On September 10, 2005, a final public auction was held for the remaining fittings in the hotel's parking lot, with demolition commencing soon afterwards. On January 16, 2006, the last section of the Ambassador Hotel fell, leaving only the annex that housed the hotel's entrance, shopping arcade, coffee shop, and the Cocoanut Grove, which were promised to be preserved in some manner and integrated within the new school. A ceremony commemorating the demolition of the hotel was held across the street on February 2, 2006, at the H.M.S. Bounty restaurant, located on the ground floor of the Gaylord Apartments.

The Cocoanut Grove was renovated several times before, which destroyed much of its architectural integrity. It was promised that it would undergo yet another major transformation before becoming the auditorium for the new school. Also promised was preservation of the attached ground floor coffee shop, designed by architect Paul Williams. Studies by the LAUSD determined that the integrity of the Cocoanut Grove was weaker than anticipated and that they could neither use it within the planned school nor move it without risking its destruction. In 2004, the LAUSD board voted in favor of demolishing most of the Cocoanut Grove, retaining only the hotel entrance and east wall of the Grove. Litigation between the district and the Los Angeles Conservancy, which had sought to preserve the hotel, was settled out of court on December 18, 2007; demolition began on January 22, 2008.

===New school===

The Central Los Angeles New Learning Center #1 K–3, and Central Los Angeles New Learning Center #1 4–8/HS, along with the Robert F. Kennedy Inspiration Park, were built on the site.

The six schools were named as the Robert F. Kennedy Community Schools. The K–3 facility opened on September 9, 2009, and the 4–8 and high school facility began operation on September 14, 2010. The north side of the new school has a slightly similar appearance to the original facade of the hotel and north lawns will remain much the same, as seen from Wilshire Boulevard.

==In popular culture==
===Movies and television===
The Ambassador Hotel was a filming location and backdrop for movies and television programs, starting with Jean Harlow's 1933 film Bombshell. An early MGM color short film, Starlit Days at the Lido (1935), was filmed in the Lido Spa at the hotel. In the 1980s and early 2000s, the hotel was filmed in Beverly Hills, 90210; Blow; Catch Me If You Can, Pretty Woman, Forrest Gump; The Italian Job; Mafia!; Murder, She Wrote; Heartbreakers, S.W.A.T.; and much more. It was also used in period films such as Almost Famous, Apollo 13, Hoffa, That Thing You Do!, and the kitchen was used in the 1997 made-for-TV adaptation of Disney's Tower of Terror.

The interactive movie/game based on the 1995 film Johnny Mnemonic was filmed there with a $3 million budget.

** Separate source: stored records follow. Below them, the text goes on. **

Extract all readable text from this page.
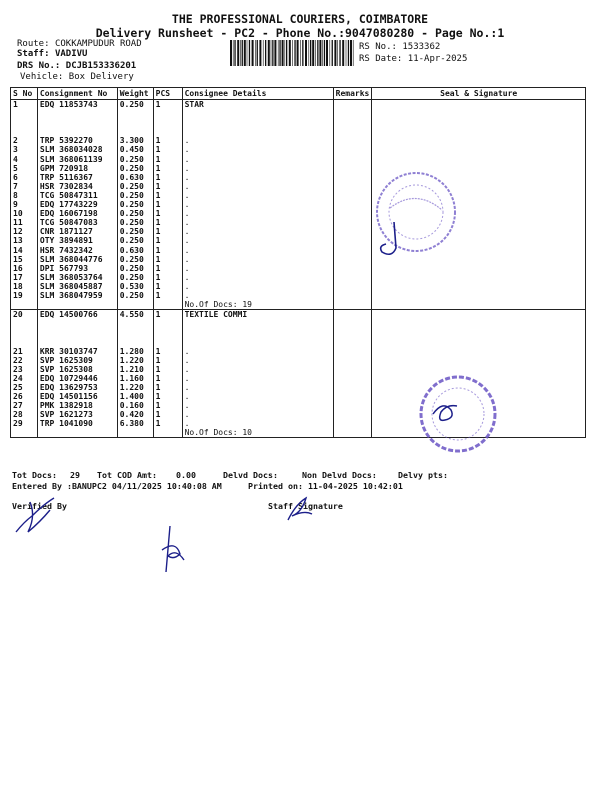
THE PROFESSIONAL COURIERS, COIMBATORE
Delivery Runsheet - PC2 - Phone No.:9047080280 - Page No.:1
Route: COKKAMPUDUR ROAD
Staff: VADIVU
DRS No.: DCJB153336201
Vehicle: Box Delivery
RS No.: 1533362
RS Date: 11-Apr-2025
S No	Consignment No	Weight	PCS	Consignee Details	Remarks	Seal & Signature
1	EDQ 11853743	0.250	1	STAR		

2	TRP 5392270	3.300	1	.		
3	SLM 368034028	0.450	1	.		
4	SLM 368061139	0.250	1	.		
5	GPM 720918	0.250	1	.		
6	TRP 5116367	0.630	1	.		
7	HSR 7302834	0.250	1	.		
8	TCG 50847311	0.250	1	.		
9	EDQ 17743229	0.250	1	.		
10	EDQ 16067198	0.250	1	.		
11	TCG 50847083	0.250	1	.		
12	CNR 1871127	0.250	1	.		
13	OTY 3894891	0.250	1	.		
14	HSR 7432342	0.630	1	.		
15	SLM 368044776	0.250	1	.		
16	DPI 567793	0.250	1	.		
17	SLM 368053764	0.250	1	.		
18	SLM 368045887	0.530	1	.		
19	SLM 368047959	0.250	1	.		
				No.Of Docs: 19		
20	EDQ 14500766	4.550	1	TEXTILE COMMI		

21	KRR 30103747	1.280	1	.		
22	SVP 1625309	1.220	1	.		
23	SVP 1625308	1.210	1	.		
24	EDQ 10729446	1.160	1	.		
25	EDQ 13629753	1.220	1	.		
26	EDQ 14501156	1.400	1	.		
27	PMK 1382918	0.160	1	.		
28	SVP 1621273	0.420	1	.		
29	TRP 1041090	6.380	1	.		
				No.Of Docs: 10		
Tot Docs: 29 Tot COD Amt: 0.00	Delvd Docs:	Non Delvd Docs:	Delvy pts:
Entered By :BANUPC2 04/11/2025 10:40:08 AM	Printed on: 11-04-2025 10:42:01
Verified By	Staff Signature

The last project filmed in the Ambassador Hotel's kitchen was "Spin the Bottle", a 2004 episode of the TV series Angel. The 2006 film Bobby was the last project to film on the hotel property, gaining access in late 2005 to film crucial establishing shots even while portions of the hotel were already in the process of being demolished.

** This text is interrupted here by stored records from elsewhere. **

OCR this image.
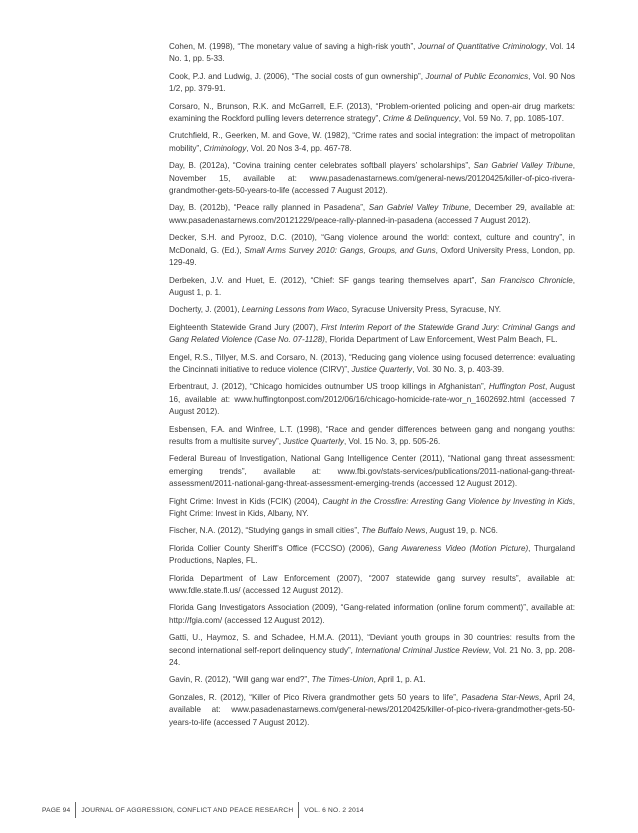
Cohen, M. (1998), “The monetary value of saving a high-risk youth”, Journal of Quantitative Criminology, Vol. 14 No. 1, pp. 5-33.

Cook, P.J. and Ludwig, J. (2006), “The social costs of gun ownership”, Journal of Public Economics, Vol. 90 Nos 1/2, pp. 379-91.

Corsaro, N., Brunson, R.K. and McGarrell, E.F. (2013), “Problem-oriented policing and open-air drug markets: examining the Rockford pulling levers deterrence strategy”, Crime & Delinquency, Vol. 59 No. 7, pp. 1085-107.

Crutchfield, R., Geerken, M. and Gove, W. (1982), “Crime rates and social integration: the impact of metropolitan mobility”, Criminology, Vol. 20 Nos 3-4, pp. 467-78.

Day, B. (2012a), “Covina training center celebrates softball players’ scholarships”, San Gabriel Valley Tribune, November 15, available at: www.pasadenastarnews.com/general-news/20120425/killer-of-pico-rivera-grandmother-gets-50-years-to-life (accessed 7 August 2012).

Day, B. (2012b), “Peace rally planned in Pasadena”, San Gabriel Valley Tribune, December 29, available at: www.pasadenastarnews.com/20121229/peace-rally-planned-in-pasadena (accessed 7 August 2012).

Decker, S.H. and Pyrooz, D.C. (2010), “Gang violence around the world: context, culture and country”, in McDonald, G. (Ed.), Small Arms Survey 2010: Gangs, Groups, and Guns, Oxford University Press, London, pp. 129-49.

Derbeken, J.V. and Huet, E. (2012), “Chief: SF gangs tearing themselves apart”, San Francisco Chronicle, August 1, p. 1.

Docherty, J. (2001), Learning Lessons from Waco, Syracuse University Press, Syracuse, NY.

Eighteenth Statewide Grand Jury (2007), First Interim Report of the Statewide Grand Jury: Criminal Gangs and Gang Related Violence (Case No. 07-1128), Florida Department of Law Enforcement, West Palm Beach, FL.

Engel, R.S., Tillyer, M.S. and Corsaro, N. (2013), “Reducing gang violence using focused deterrence: evaluating the Cincinnati initiative to reduce violence (CIRV)”, Justice Quarterly, Vol. 30 No. 3, p. 403-39.

Erbentraut, J. (2012), “Chicago homicides outnumber US troop killings in Afghanistan”, Huffington Post, August 16, available at: www.huffingtonpost.com/2012/06/16/chicago-homicide-rate-wor_n_1602692.html (accessed 7 August 2012).

Esbensen, F.A. and Winfree, L.T. (1998), “Race and gender differences between gang and nongang youths: results from a multisite survey”, Justice Quarterly, Vol. 15 No. 3, pp. 505-26.

Federal Bureau of Investigation, National Gang Intelligence Center (2011), “National gang threat assessment: emerging trends”, available at: www.fbi.gov/stats-services/publications/2011-national-gang-threat-assessment/2011-national-gang-threat-assessment-emerging-trends (accessed 12 August 2012).

Fight Crime: Invest in Kids (FCIK) (2004), Caught in the Crossfire: Arresting Gang Violence by Investing in Kids, Fight Crime: Invest in Kids, Albany, NY.

Fischer, N.A. (2012), “Studying gangs in small cities”, The Buffalo News, August 19, p. NC6.

Florida Collier County Sheriff’s Office (FCCSO) (2006), Gang Awareness Video (Motion Picture), Thurgaland Productions, Naples, FL.

Florida Department of Law Enforcement (2007), “2007 statewide gang survey results”, available at: www.fdle.state.fl.us/ (accessed 12 August 2012).

Florida Gang Investigators Association (2009), “Gang-related information (online forum comment)”, available at: http://fgia.com/ (accessed 12 August 2012).

Gatti, U., Haymoz, S. and Schadee, H.M.A. (2011), “Deviant youth groups in 30 countries: results from the second international self-report delinquency study”, International Criminal Justice Review, Vol. 21 No. 3, pp. 208-24.

Gavin, R. (2012), “Will gang war end?”, The Times-Union, April 1, p. A1.

Gonzales, R. (2012), “Killer of Pico Rivera grandmother gets 50 years to life”, Pasadena Star-News, April 24, available at: www.pasadenastarnews.com/general-news/20120425/killer-of-pico-rivera-grandmother-gets-50-years-to-life (accessed 7 August 2012).

PAGE 94 JOURNAL OF AGGRESSION, CONFLICT AND PEACE RESEARCH VOL. 6 NO. 2 2014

The Ambassador Hotel itself has also been depicted in films. The Cocoanut Grove was recreated in the films The Aviator and The Thirteenth Floor.

===Musical events and music videos===
The Cocoanut Grove hosted musician Roy Orbison and several performers on September 30, 1987, for the television special Roy Orbison and Friends: A Black and White Night, first shown on Cinemax on January 3, 1988.

Guns N' Roses filmed the video of their song "Patience", in the hotel in 1989.

R&B singer Chuckii Booker filmed the video of his song "Games" from the album Niice 'n Wiild at the hotel in 1992.

The hotel served as the filming location for the video of the 1997 Marilyn Manson single "Long Hard Road Out of Hell," off the soundtrack for the Todd McFarlane motion picture Spawn.

In November 1997, punk-rock band Green Day filmed the video of the song "Good Riddance (Time of Your Life)" in the hotel.

Rock band 311 used the lobby of the hotel as the backdrop for a photo shoot of the cover of their 2003 album Evolver.

Also on October 29, 2002, rock band Linkin Park held their press photo shoot for their album Meteora at the hotel.